How many of us believe we can’t have a life of our own and be in a relationship! We would say most of us because in any relationship we have to work through a mountain of sacrifice – in other words, feeling as if we are shouldering a burden. When we started in this work we looked forward to getting over our ‘sacrifice’ and then we would be free of feeling like marriage was a ball and chain. It certainly surprised us to realise that the extent to which one of us felt we had given up on our life, so did the other to the same degree.

No such luck for we have layer upon layer to heal. Turning and running away - “I will just do it my way” or “I will talk a good line but basically do what I want when I want” - will not work. Oh, it will work for a while but over time there will develop this feeling that life, or more specifically this relationship, has something missing.

So now being in a relationship appears to have only two possibilities. Either you get to do what you want and the other goes into sacrifice and tags along, or you go into sacrifice and tag along while your partner gets the “freedom”. These are actually two very poor choices. If they really were the only options then the only relationships that would last would be for people who were too frightened of having a life and were using each other to hide.

There is another way. We could learn to heal the sacrifice step by step because it is not what anyone really wants except for those who lack the courage to face their feelings. Sacrifice is painful, and we do need courage to face it so that we can get back to being true to ourselves. Most of us deal with the pain of sacrifice by indulging ourselves. We indulge ourselves with food, or drugs, or booze, or attacking our partner or just plain being angry. Then when we have acted like this we often feel bad and try to pay it off by going back into sacrifice. Thus we get caught in this most vicious of circles. Some relationships will polarise and one partner will do the indulgence and the other the sacrifice.

Where does all this sacrifice come from? Well, it comes from our experience in the family we grew up in. And we can’t run away from it. It is not necessary to go back and deal with it but it is important to understand that no one can put us into sacrifice, we choose it ourselves.

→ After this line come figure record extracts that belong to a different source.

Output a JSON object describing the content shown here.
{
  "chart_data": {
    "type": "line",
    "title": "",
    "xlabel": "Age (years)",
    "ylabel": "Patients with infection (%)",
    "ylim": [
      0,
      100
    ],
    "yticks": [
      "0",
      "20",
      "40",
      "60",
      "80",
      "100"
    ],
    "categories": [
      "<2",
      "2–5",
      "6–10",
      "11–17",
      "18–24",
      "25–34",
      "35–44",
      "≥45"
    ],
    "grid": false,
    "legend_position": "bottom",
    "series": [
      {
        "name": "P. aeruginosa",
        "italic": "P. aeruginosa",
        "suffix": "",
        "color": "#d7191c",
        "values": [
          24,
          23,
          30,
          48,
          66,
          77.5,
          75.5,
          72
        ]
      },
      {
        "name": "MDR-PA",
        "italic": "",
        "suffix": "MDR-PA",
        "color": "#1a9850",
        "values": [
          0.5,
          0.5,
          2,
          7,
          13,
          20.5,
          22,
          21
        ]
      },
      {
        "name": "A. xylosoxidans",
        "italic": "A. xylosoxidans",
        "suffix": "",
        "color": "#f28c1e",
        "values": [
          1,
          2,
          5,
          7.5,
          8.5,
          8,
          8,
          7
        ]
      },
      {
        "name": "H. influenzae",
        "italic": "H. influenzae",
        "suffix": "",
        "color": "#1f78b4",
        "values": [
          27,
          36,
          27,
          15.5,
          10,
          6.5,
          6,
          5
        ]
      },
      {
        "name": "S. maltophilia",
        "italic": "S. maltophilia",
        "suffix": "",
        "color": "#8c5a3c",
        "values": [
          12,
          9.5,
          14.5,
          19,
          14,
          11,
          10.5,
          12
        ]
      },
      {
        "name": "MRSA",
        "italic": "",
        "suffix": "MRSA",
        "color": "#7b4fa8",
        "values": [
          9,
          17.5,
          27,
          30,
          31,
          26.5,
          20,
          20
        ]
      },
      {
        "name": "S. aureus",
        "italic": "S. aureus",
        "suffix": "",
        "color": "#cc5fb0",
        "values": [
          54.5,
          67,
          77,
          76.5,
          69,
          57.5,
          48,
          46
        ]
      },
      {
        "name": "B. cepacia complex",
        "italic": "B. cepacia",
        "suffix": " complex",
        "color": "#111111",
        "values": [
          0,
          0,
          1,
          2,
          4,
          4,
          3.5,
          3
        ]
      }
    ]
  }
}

How can you tell that sacrifice was around in your family? One example familiar to many of us is the annual Christmas visit. You live this independent life and you’re really looking forward to a loving, happy celebration with your family, filled with the Christmas spirit. But soon after you arrive the distancing starts or the fights start and all these feelings and memories come up that remind you why you left the family in the first place. Now all you can think about is how soon you can get out of there!

We need to recognise that any sacrifice in the present is an echo of the past. You can deal with this in one moment of choosing to do what comes up for you. You make up your mind to either do this thing or not do this thing.

A friend of ours was recently in the situation where her elderly mother needed to be cared for at home full-time. She felt responsible for her mother, but equally she dreaded losing her freedom and giving up her life to look after her mother’s life. We coached her to recognise that she could choose to care for her mother, or not choose to do it. The point is you can choose to change any sacrifice into true giving by just choosing to give. Though our friend did call up for support a number of times during the last year of her mother’s life, each time she chose again to give to her family. Her reward was a deep satisfaction and a feeling that she had closed this chapter in the best way possible, and could fully take her next step without resentment or feelings of loss.

Take a moment and think of any area of your life that feels like a burden, that feels like you’re in sacrifice. Now recognise that you do have the power to choose what it is that you are willing to give or not give.

Choosing turns sacrifice into giving, and through our giving we will know ourselves.